Birçok iş yerinde SGK primlerinin gerçek ücretler üzerinden değil de asgari ücret üzerinden ödendiği bilinir. İşçiler işsizlik baskısıyla bu uygulamaya ses çıkartmaz. Ücretin bankaya yatırılanın dışında kalan kısmı elden ödense de, bu işten zararlı çıkan işçidir. Kıdem tazminatı düşük olacağı ve dolayısıyla sonradan alınacak olan emekli maaşının da düşük miktarlı olacağı açıktır. Patronun veri kaçırması olgusu yanında, işçinin bu ücret kaybından dolayı kazançlı çıktığı ve bunun yaygın olduğu da bilinir.
SGK primleri gerçek ücret üzerinden yatırılmayan işçi, düzeltme talebinde bulunur ve eğer patron bu uyarıya rağmen yanlış düzenlemeyle işçinin hakkını çalmaya devam ediyorsa, işçi kayıplarını dava yoluyla alacaktır. Bu durumda birikmiş tazminatlarını ve ücretten doğan haklarını alır. Haklı fesih hakkı doğduğu için de işyerinden haklı gerekçeyle istifa edebilir.
“22 Nisan 2019 tarihli Cumhuriyet.com.tr” haberinde yaşanan bir olay ve yargı kararı bunun bir örneğini oluşturdu.
Yangın söndürme cihazlarının projelendirmesi ve servis hizmetlerini yapan işyerinde 6 yıldır çalışan işçi, SGK priminin gerçek maaş üzerinden gösterilmesi talebi reddedildi.
Bu gerekçeyle istifa ederek fesih hakkını kullanan işçiye, tazminat ve bazı ücret hakları ödenmedi.
İş mahkemesi dava sonunda işçiyi haklı buldu.

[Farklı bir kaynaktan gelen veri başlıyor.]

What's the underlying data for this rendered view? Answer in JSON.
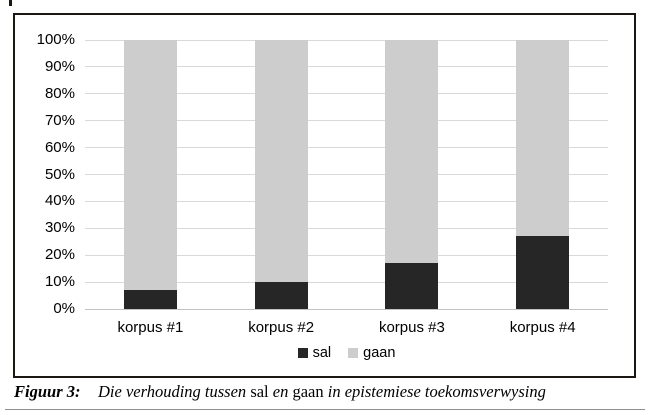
{
  "chart_data": {
    "type": "bar",
    "subtype": "stacked-100-percent",
    "title": "",
    "xlabel": "",
    "ylabel": "",
    "categories": [
      "korpus #1",
      "korpus #2",
      "korpus #3",
      "korpus #4"
    ],
    "series": [
      {
        "name": "sal",
        "color": "#262626",
        "values": [
          7,
          10,
          17,
          27
        ]
      },
      {
        "name": "gaan",
        "color": "#cdcdcd",
        "values": [
          93,
          90,
          83,
          73
        ]
      }
    ],
    "y_ticks": [
      "100%",
      "90%",
      "80%",
      "70%",
      "60%",
      "50%",
      "40%",
      "30%",
      "20%",
      "10%",
      "0%"
    ],
    "ylim": [
      0,
      100
    ],
    "grid": true,
    "gridline_color": "#d9d9d9",
    "axis_line_color": "#c2c2c2",
    "legend_position": "bottom",
    "legend": [
      "sal",
      "gaan"
    ]
  },
  "caption": {
    "label": "Figuur 3:",
    "segments": [
      {
        "text": "Die verhouding tussen ",
        "style": "italic"
      },
      {
        "text": "sal",
        "style": "roman"
      },
      {
        "text": " en ",
        "style": "italic"
      },
      {
        "text": "gaan",
        "style": "roman"
      },
      {
        "text": " in epistemiese toekomsverwysing",
        "style": "italic"
      }
    ]
  },
  "colors": {
    "frame_border": "#1b1712",
    "background": "#ffffff",
    "bottom_rule": "#8f8f8f",
    "text": "#000000"
  }
}
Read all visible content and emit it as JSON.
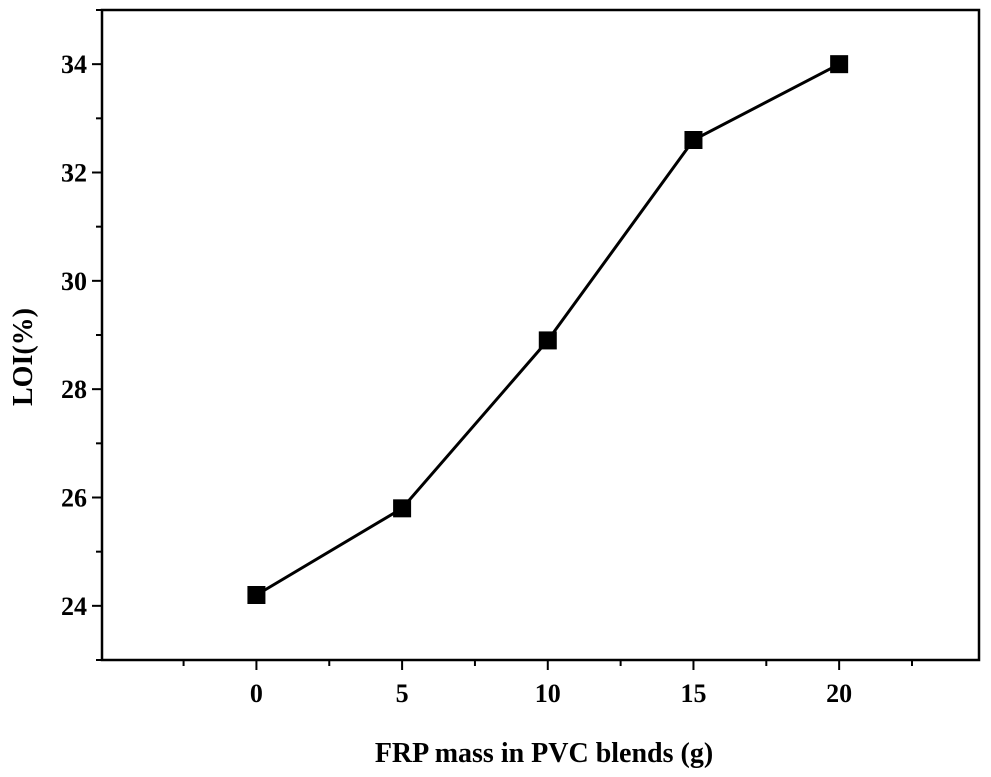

Mahkeme, işçinin sigorta primlerinin gerçek ücret üzerinden yatırılması temelindeki isteği karşısında, iş sözleşmesinin işveren tarafından haksız şekilde feshedildiği gerekçesi ile işçiyi haklı buldu. İşçinin SGK ücret bildiriminin gerçek ücreti üzerinden yapılması talebinin karşılanmaması üzerine, iş akdinin davacı işçi tarafından feshedildiğine dikkat çekildi. Haklı fesih nedeniyle ayrılma hakkını kullanan işçinin kıdem tazminatı ve diğer haklı alacaklarının ödenmesine karar verdi.
Patronun itirazı sonuç vermedi ve Yargıtay 9. Hukuk Dairesi de emsal bir karar oluşturdu.